In the words of the title of a new best seller in the US we are "Slouching Towards Gomorrah"!


Children first

In all of these issues there is the plain teaching of the Bible - whether this relates to marriage, adultery and divorce, or to homosexual relationships.

The Bible is clear. Heterosexual monogamous marriage is a universal good - it is a creation ordinance. It is God's arrangement for healthy living and happy families - a man and a woman in an exclusive relationship for life. In all societies it is best for the care and nuture of children. Healthy marriages produce a stable society. That is what we need to have a prejudice about, because it is a wise prejudice.

But in the 1960's the Western World was told that those prejudices were to be discarded. That has resulted in dysfunctional children, dysfunctional relationships and a dysfunctional society.
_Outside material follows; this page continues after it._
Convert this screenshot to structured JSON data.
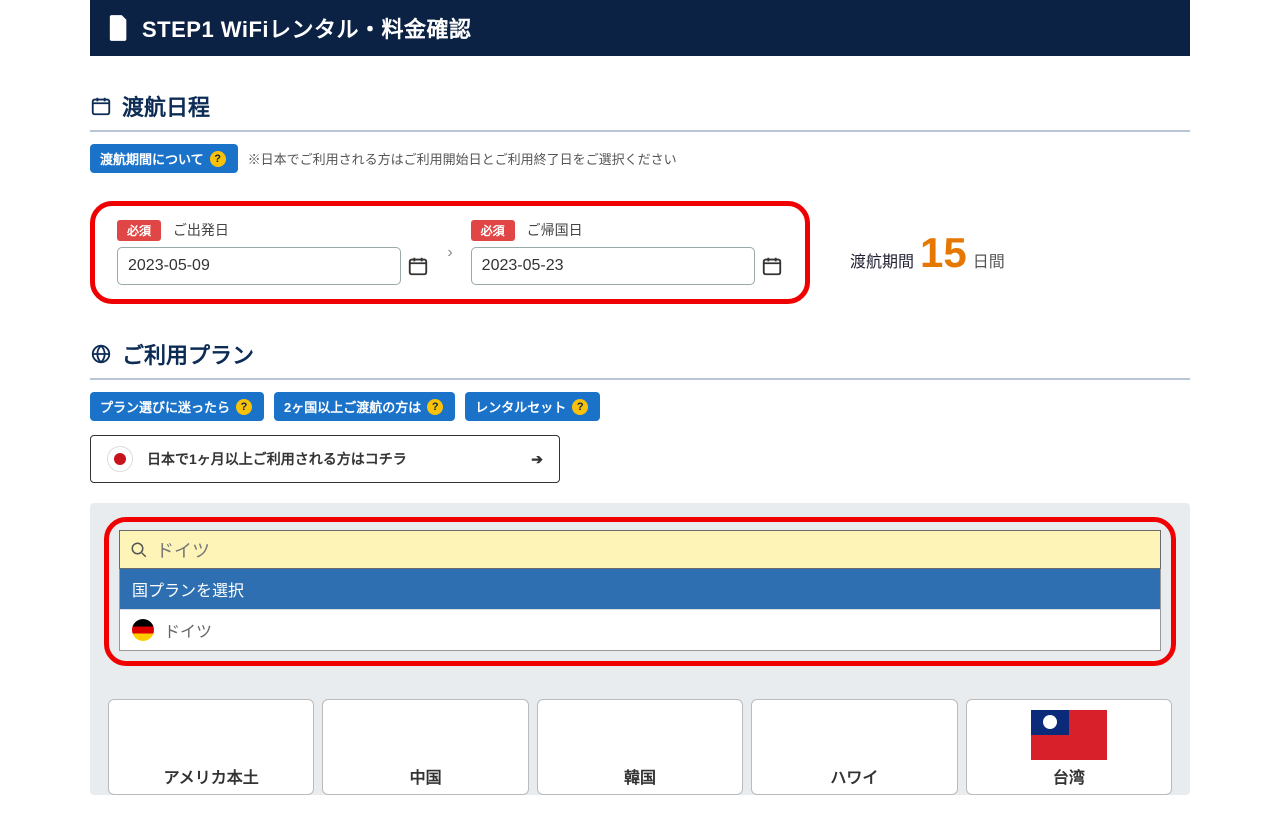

Study after study shows that children brought up in lesbian and gay households do suffer. What is so pernicious is that there appears to be straight dishonesty in this area. On another occasion I will document the evidence. We need to recover prejudices - rational prejudices in favour of the traditional family and against immorality.


The way ahead

But what can a Christian do?

First, challenge, as you can, every defiance of God's law. This, of course, does not mean nit-picking. But today there are such blatant follies and wickedness that call for objection. In a democratic society you have a Christian duty to act. You can write to MP's and ministers. There will be good men and women in the New Labour Government who are just waiting for a clear indication of public opinion that they can follow up. At present most of the running is made by those who want to destabilise morality.
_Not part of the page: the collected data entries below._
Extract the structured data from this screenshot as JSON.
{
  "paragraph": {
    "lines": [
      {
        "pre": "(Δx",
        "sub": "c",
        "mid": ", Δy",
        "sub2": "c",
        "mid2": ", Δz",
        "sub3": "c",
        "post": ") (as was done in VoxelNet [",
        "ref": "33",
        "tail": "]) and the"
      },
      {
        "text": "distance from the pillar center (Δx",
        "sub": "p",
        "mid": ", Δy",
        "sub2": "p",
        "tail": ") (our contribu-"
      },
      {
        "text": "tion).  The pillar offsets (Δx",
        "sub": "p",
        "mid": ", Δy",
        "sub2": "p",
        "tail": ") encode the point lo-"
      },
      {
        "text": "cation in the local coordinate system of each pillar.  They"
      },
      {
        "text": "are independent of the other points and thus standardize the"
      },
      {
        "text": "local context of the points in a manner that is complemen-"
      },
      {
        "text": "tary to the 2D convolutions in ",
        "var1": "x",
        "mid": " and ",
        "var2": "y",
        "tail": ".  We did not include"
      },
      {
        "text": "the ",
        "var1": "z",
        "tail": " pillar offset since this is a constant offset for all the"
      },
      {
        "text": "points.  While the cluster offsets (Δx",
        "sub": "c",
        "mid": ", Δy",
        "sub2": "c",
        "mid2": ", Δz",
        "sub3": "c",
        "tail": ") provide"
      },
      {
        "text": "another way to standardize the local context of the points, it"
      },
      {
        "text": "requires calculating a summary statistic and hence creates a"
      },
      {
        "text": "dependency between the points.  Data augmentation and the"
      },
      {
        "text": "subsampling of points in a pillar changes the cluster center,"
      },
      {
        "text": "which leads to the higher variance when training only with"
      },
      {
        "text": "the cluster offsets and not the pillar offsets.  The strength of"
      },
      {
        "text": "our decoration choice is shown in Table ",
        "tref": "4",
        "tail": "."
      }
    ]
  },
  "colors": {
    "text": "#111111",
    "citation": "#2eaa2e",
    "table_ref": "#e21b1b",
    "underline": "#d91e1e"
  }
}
Secondly, pray. God alone is "sufficient for these things."

Thirdly, evangelise. Charles Coulson has recently said:

Most of us fail to realise that the battle of ideas being waged ...- eupehmistically known as the culture war - is merely a symptom. We Christians invest enormous amounts of energy running to fight this battle here or that battle there. But we can never win the culture war that way. What we have to do is attack the deeper cause of the cultural conflict.

He goes on to argue that we need to recover the truth - the truth as it is in the bible. That involves hard work. We have to think. And, indeed, "wise prejudices" must be regularly re-examined and, if necessary, reinforced.